Another one bites the dust
Some reflections on why a language specification for Rust is a significant step for using it in safety-related contexts in the next few years.

The announcement that Rust will receive a donor specification from the team behind Ferrocene was welcome news to me this week. It did have me reflecting on the importance of this and also hopefully a bit of a teachable moment to blog about!
Generally speaking, languages that are deemed 'appropriate' for safety-related systems can be said to have some mixture of the below characteristics:
- The language's behaviour is well-defined, and any ill-defined behaviours are highlighted as such so these can be avoided.
- We see this with languages such as Ada and C++ where there is an international standard defining the language, its behaviours, etc.
- Having a formal, written language specification enables technologies such as compliance testing suites, which put a compiler through a battery of standardised tests, developed to exercise the full language specification.
- The language possesses desirable safety properties.
- Each language approaches this differently: some languages bake this into the language directly while others can be made to have the required properties through use of coding standards and other methods.
- The language has a suitable ecosystem of tooling around it which enables the various requirements of functional safety standards to be addressed.
- In most cases, this is about ensuring that the language is amenable to both dynamic and static analysis of varying degrees, as this is fundamental to pretty much all mainstream functional safety standards.
- The language is perceived as appropriate for use in safety-related systems.
- This one is probably the hardest criteria to actually define, at least in my estimation.
- Generally this point is about having had industrial-grade application of the language to real problems and provable success.
- It also suggests an implied stability in the language over a longer period of time, so frequent re-work of significant language features can be seen to reset the clock on this criteria.
Rust, to me and I'm sure many others, has always been fantastic on the second criterion given its emphasis on memory safety, borrow checking, etc.
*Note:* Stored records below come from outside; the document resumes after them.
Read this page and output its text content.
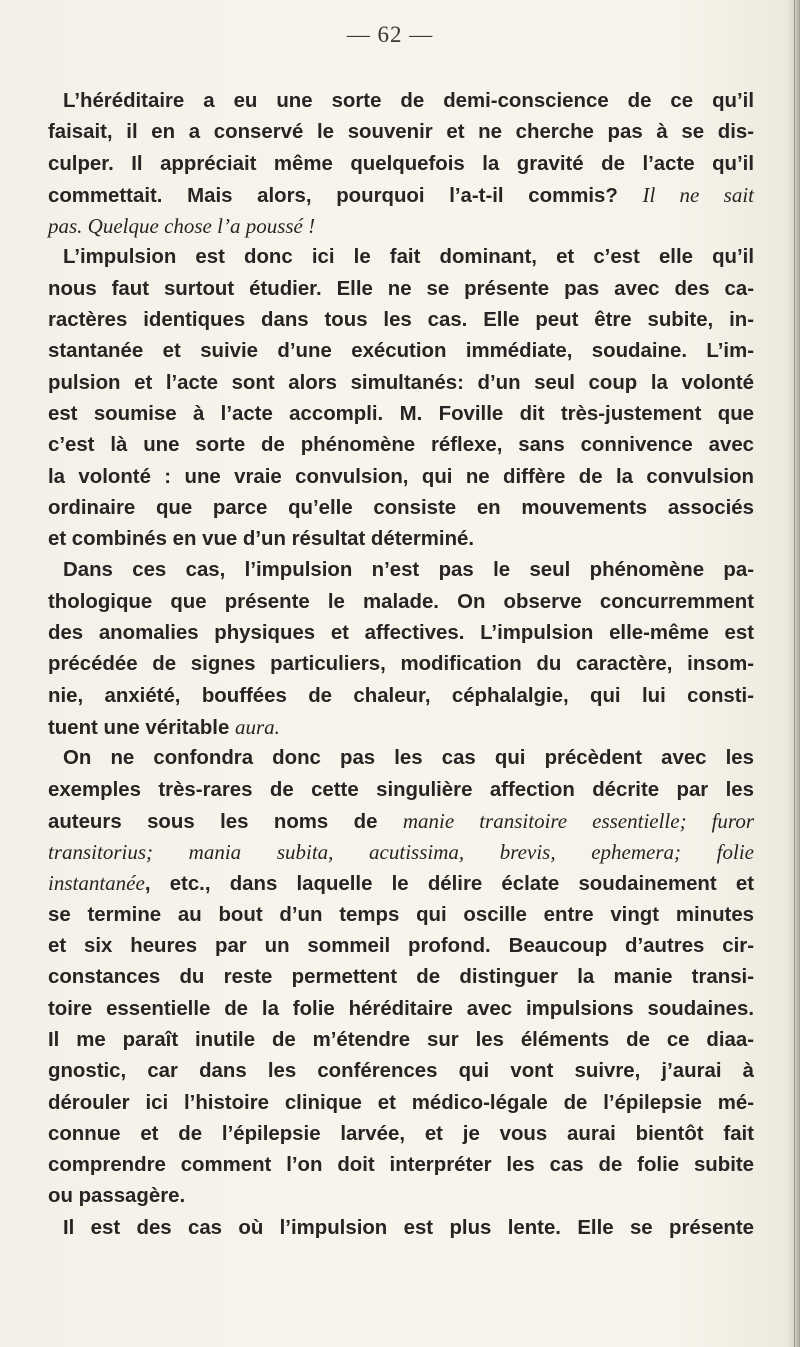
— 62 —
L’héréditaire a eu une sorte de demi-conscience de ce qu’il
faisait, il en a conservé le souvenir et ne cherche pas à se dis-
culper. Il appréciait même quelquefois la gravité de l’acte qu’il
commettait. Mais alors, pourquoi l’a-t-il commis? Il ne sait
pas. Quelque chose l’a poussé !
L’impulsion est donc ici le fait dominant, et c’est elle qu’il
nous faut surtout étudier. Elle ne se présente pas avec des ca-
ractères identiques dans tous les cas. Elle peut être subite, in-
stantanée et suivie d’une exécution immédiate, soudaine. L’im-
pulsion et l’acte sont alors simultanés: d’un seul coup la volonté
est soumise à l’acte accompli. M. Foville dit très-justement que
c’est là une sorte de phénomène réflexe, sans connivence avec
la volonté : une vraie convulsion, qui ne diffère de la convulsion
ordinaire que parce qu’elle consiste en mouvements associés
et combinés en vue d’un résultat déterminé.
Dans ces cas, l’impulsion n’est pas le seul phénomène pa-
thologique que présente le malade. On observe concurremment
des anomalies physiques et affectives. L’impulsion elle-même est
précédée de signes particuliers, modification du caractère, insom-
nie, anxiété, bouffées de chaleur, céphalalgie, qui lui consti-
tuent une véritable aura.
On ne confondra donc pas les cas qui précèdent avec les
exemples très-rares de cette singulière affection décrite par les
auteurs sous les noms de manie transitoire essentielle; furor
transitorius; mania subita, acutissima, brevis, ephemera; folie
instantanée, etc., dans laquelle le délire éclate soudainement et
se termine au bout d’un temps qui oscille entre vingt minutes
et six heures par un sommeil profond. Beaucoup d’autres cir-
constances du reste permettent de distinguer la manie transi-
toire essentielle de la folie héréditaire avec impulsions soudaines.
Il me paraît inutile de m’étendre sur les éléments de ce diaa-
gnostic, car dans les conférences qui vont suivre, j’aurai à
dérouler ici l’histoire clinique et médico-légale de l’épilepsie mé-
connue et de l’épilepsie larvée, et je vous aurai bientôt fait
comprendre comment l’on doit interpréter les cas de folie subite
ou passagère.
Il est des cas où l’impulsion est plus lente. Elle se présente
The adoption of a formal language specification by the Rust Foundation goes a significant way to addressing the first criterion.
Of the remaining barriers, I'm aware of significant effort going into producing industrial-grade tooling for static & dynamic analysis from the usual major vendors, so 3 of the 4 criteria are probably achievable in the near future.
This just leaves the perception of whether Rust is suitable as a 'safety' language, and unfortunately, this is a much harder thing to put estimates around. That being said, I remain upbeat about the prospect of being able to utilise Rust successfully in safety-related programmes by the end of the decade.